Robert A. Eisenberg

University of Pennsylvania, USA

Dr. Robert Eisenberg was educated at Haverford College and received his MD from Stanford University, where he began his research interest in Immunology in the laboratory of Dr. Irving Weissman. He trained in Internal Medicine at Cornell Medical School. He received his clinical rheumatology and further Immunology laboratory training first at the Arthritis and Rheumatism Branch of the NIH, and subsequently at the Scripps Clinic and Research Foundation in La Jolla, CA. For many years, he was on the faculty of the University of North Carolina at Chapel in the Division of Rheumatology. In 1995 he moved to the University of Pennsylvania School of Medicine to be Chief of Rheumatology until 2004. He is now Professor of Medicine and Pathology at the University of Pennsylvania. He is a member of the Association of American Physicians, American Society of Clinical Investigation, the American College of Rheumatology, the Clinical Immunology Society, the Henry Kunkel Society, and the American Association of Immunologists. Dr.

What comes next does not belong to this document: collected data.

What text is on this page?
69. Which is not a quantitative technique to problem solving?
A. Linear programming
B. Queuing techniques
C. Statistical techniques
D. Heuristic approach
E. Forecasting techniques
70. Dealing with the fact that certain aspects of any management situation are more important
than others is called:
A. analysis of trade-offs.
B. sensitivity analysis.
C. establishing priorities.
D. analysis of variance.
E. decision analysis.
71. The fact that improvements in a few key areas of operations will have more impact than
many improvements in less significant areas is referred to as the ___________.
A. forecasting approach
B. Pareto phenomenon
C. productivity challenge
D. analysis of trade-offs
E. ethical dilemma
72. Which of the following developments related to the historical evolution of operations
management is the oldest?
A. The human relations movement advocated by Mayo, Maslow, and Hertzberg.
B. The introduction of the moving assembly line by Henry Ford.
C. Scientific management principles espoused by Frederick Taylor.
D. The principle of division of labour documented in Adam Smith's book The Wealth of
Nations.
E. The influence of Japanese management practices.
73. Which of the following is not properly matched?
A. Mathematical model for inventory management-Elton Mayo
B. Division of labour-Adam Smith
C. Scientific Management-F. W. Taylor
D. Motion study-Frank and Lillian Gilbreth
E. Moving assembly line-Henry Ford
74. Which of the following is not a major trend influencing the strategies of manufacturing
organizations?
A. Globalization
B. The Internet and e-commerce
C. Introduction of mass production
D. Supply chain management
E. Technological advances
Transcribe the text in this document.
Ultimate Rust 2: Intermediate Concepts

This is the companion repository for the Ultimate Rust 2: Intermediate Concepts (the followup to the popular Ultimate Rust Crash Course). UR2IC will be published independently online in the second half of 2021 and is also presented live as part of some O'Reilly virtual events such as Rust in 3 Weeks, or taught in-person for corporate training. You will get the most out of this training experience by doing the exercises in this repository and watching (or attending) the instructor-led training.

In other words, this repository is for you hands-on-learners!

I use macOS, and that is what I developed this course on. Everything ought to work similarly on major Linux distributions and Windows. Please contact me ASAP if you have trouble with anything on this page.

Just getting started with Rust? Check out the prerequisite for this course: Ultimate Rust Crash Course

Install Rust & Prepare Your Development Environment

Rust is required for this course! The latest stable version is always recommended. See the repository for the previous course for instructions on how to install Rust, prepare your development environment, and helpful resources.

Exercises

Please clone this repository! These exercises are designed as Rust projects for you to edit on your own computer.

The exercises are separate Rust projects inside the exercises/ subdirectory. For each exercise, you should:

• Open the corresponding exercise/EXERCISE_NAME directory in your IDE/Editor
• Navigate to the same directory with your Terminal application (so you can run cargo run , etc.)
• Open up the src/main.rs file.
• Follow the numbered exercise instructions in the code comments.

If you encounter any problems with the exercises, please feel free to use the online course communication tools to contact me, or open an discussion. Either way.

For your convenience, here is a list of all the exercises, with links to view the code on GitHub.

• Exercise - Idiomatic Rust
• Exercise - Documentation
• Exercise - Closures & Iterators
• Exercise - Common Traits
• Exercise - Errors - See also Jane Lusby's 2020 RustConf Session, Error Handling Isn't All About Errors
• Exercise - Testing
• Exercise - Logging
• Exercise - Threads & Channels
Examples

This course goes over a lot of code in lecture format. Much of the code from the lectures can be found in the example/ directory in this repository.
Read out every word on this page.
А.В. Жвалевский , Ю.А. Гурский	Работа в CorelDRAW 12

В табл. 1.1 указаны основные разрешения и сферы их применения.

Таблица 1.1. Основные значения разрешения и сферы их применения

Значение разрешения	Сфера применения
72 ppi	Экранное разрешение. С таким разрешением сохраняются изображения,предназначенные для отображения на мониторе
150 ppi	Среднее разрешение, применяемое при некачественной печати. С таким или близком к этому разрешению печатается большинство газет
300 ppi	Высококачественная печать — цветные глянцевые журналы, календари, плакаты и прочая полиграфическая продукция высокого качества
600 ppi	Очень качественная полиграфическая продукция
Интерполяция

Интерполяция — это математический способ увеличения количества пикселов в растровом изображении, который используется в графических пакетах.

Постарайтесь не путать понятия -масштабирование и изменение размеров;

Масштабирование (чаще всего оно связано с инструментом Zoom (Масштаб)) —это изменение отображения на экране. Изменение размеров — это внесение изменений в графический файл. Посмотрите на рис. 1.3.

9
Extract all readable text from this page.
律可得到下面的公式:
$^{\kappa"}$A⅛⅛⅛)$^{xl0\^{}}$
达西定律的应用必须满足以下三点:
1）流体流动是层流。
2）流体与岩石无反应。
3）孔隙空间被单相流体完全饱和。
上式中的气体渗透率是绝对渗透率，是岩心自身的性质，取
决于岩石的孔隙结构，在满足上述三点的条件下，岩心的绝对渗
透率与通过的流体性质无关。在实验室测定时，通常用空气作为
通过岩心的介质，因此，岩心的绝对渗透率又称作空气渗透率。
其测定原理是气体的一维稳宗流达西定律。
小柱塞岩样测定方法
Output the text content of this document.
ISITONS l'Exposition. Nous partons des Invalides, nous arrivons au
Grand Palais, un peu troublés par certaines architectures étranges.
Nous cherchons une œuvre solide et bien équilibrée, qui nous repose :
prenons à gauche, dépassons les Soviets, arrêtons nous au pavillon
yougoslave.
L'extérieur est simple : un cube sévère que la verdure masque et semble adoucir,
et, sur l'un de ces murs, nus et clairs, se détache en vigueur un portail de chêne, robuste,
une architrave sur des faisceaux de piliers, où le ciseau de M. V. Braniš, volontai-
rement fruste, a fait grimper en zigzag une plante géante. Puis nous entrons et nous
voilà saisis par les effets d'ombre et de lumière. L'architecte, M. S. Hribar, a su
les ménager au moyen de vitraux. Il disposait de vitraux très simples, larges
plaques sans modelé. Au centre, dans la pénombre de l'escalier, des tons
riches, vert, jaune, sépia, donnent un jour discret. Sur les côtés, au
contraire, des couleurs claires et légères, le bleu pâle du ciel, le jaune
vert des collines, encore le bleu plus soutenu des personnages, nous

Eisenberg's research interests include the cellular, biochemical, and genetic mechanisms of systemic autoimmunity, including novel therapeutic approaches. His laboratory has utilized spontaneous and experimentally induced models of systemic autoimmunty in mice in order to elucidate the cellular deficiencies in immunoregulation that are essential to this process. In the spontaneously autoimmune mouse strains, genetic defects in T and B cell tolerance are the primary abnormalities that drive the syndrome, including particularly mutations in fas or in fas ligand that impair apoptosis. The induced chronic graft-versus-host model depends on abnormal T-B interactions resulting from allogeneic recognition of major histocompatibility complex class II. Therapeutic approaches include developing models for autologous hematopoietic stem cell reconstitution and B cell depletion. The B cell targeting approaches are being applied to humans with SLE as well.